Hunh. The funnyman autocrat in my skull. Maybe he was responsible for all this
trouble.
Technology
giveth, and taketh away, I noted in my journal.
I
was puzzled to note that the second MRI was not nearly as stressful as the
first. I lay there thinking how strange it was that I could get used to that so
quickly, but after forty years I’m still terrified to get on an airplane. When
Kate rolled me back out, I remarked that I thought I was getting used to the
MRI machine.
“Sadly,
that does happen,” she said.
Then
I told her about my fear of flying, and she said, “You’re not missing anything.
It’s no fun anymore.”
Ah.
After
that all I had to do was wait for the results of that MRI, and then I could go
home. The results came back clear, and I called Becky to ask her to pick me up,
and she did, and we headed back to the island.
That
night when I got into my own bed at home, I felt a little apprehensive about
going to sleep. This was where the TIA happened. Who knew what the morning
might bring?
As
it turned out, I woke up fine the next day.
It
has been a few days now, and I am telling people I am as normal as I get, but I
am taking nothing for granted. When I woke up and there was no loud noise in my
head, I was happy. When I could walk down the hall without running into the
walls, I felt good. Both sides of my body seem to be in working order. Yay.
All
the little quirks that last week were normal and annoying – forgotten words,
memory lapses – I inspect closely for signs of something more dire behind them.
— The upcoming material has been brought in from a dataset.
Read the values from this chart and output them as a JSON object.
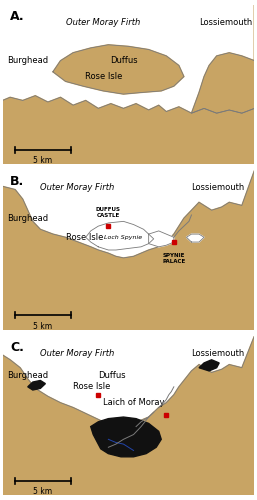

So far everything seems about the same, although I have a new layer of fear in
my consciousness that I did not have before.
It’s
another beautiful spring morning as I write. My Chinese poppies have burst into
glorious bloom. The deer have stripped the leaves and buds off the roses in my
rose garden, I notice, but the mini-roses in pots on the porch are putting out
their cheerful yellow buds, and the deer for some reason did not eat all the
columbine flowers this year, so they are in bloom everywhere. These flowers
lift my heart and pacify my mind.
When
something dreadful happens, it feels miraculous how people rush in to hold you
up with their love and care. This is humbling, and reassuring. Dear friends
have brought meals to me this week, and I have discovered that corn pudding may
be nature’s perfect food. Some mystery person came by while I was out one day
and left flowers and washed my dishes! (Karen, I think it was you)
Terry
Hershey in a recent Sabbath Moment quoted Fred Rogers as saying, “What if this
is heaven right here?”
Yes.
What if the love and connection we feel with other people in this life is
heaven? I think we all know what it’s like to experience hell.
It
has been an interesting few days. I don’t know if I’ve mentioned here how
scared I was. I was scared. I’m still not quite over that, though feeling a
little bit normally cocky. I don’t think I am as immortal as I thought I was
last week. I am grateful that I got off so easy, considering. Also grateful to
EMTs, Swedish hospital, and all their nurses, aides, and technicians who took
such good care of me. Feeling especially grateful for the love of friends and
family.
I
do notice that some people are watching me closely now, perhaps looking for
symptoms of brain dysfunction, or watching to see if I go off in some way.
That’s probably a good thing, and I should get used to it. You never know.
Well.
I’m going to go get out a guitar and see how my left hand is working. I’ve been
putting that off until I felt confident that it is probably okay.
PS:
My left hand works fine. Don’t know when I’ve enjoyed playing the guitar more,
or singing.
If
you read this before June 3, 2016, and you live on Vashon, my group, Listen in
the Kitchen, will be playing at the Vashon Bookshop that night for the First
Friday Arts Walk, starting about seven-ish. The five of us will be playing
& singing and having a grand time. Come on down. We’d love to see you.